The Government also argued that the amendment imposed a regulatory burden, but these standards, withdrawn by the Chancellor last year, had industry-wide support. If the Government’s priority is to support small housebuilders, it should be noted that they themselves cite that the major constraints on their building more homes are land prices and access to finance. This was the evidence given last October to the House of Lords Committee on National Policy on the Built Environment by representatives from both the Home Builders Federation and the Federation of Master Builders. The committee concluded:
“We disagree with the Government’s decision to remove the zero carbon homes policy and the Code for Sustainable Homes. These decisions are likely to add to long-term housing costs through a reduction in energy efficiency, and we have heard no clear evidence that they will lead to an increase in housebuilding”.
Let us not forget home owners in all of this. The annual energy bill for a family living in a zero carbon three-bedroom, semi-detached house will be £1,220 less than that for a Victorian home and £330 less than for a home built to existing building regulations. The amendment would also avoid retrofit costs, given that the Government are not ruling out raising energy standards in the future. It is a long-term saving not just to the home owner, but to the environment.

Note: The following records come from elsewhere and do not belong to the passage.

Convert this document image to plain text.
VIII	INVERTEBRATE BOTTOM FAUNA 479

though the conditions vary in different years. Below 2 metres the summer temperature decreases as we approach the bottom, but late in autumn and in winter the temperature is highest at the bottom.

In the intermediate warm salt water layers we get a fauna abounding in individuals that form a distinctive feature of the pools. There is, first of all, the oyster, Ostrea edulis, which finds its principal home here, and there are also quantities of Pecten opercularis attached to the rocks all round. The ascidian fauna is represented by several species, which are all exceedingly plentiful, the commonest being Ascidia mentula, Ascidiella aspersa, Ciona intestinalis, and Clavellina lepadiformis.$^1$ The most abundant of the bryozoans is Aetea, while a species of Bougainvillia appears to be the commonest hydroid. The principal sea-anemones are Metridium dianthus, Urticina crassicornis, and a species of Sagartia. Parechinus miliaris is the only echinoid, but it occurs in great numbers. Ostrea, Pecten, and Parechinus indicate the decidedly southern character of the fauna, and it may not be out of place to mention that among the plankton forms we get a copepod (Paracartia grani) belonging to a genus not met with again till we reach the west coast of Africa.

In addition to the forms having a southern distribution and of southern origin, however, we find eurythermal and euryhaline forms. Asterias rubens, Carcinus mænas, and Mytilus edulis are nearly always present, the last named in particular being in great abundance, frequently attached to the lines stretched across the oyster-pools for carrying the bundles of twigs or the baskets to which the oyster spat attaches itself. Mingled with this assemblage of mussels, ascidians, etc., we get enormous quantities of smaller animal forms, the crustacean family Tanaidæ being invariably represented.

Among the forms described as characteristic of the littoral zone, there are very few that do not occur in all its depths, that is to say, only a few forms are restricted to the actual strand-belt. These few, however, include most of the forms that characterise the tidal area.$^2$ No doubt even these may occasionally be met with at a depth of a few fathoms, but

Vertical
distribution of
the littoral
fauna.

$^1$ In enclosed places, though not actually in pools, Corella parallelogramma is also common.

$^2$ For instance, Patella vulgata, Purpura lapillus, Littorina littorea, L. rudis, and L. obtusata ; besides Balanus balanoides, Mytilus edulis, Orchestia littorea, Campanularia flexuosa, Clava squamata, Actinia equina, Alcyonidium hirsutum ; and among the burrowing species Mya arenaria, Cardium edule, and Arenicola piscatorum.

Higher regulatory standards should not be considered as burdensome red tape, but a requirement that is essential to reduce both energy costs and to tackle the threat of climate change. As Mike Roberts, the MD of small housebuilder HAB Housing, said, there should be no exemptions: volume housebuilders have the scale and resource, whilst smaller companies are light on their feet and more able to react quickly. We urge the Government to back up the commitment that the UK made at COP21 in Paris and make higher carbon standards mandatory as soon as possible. I beg to move.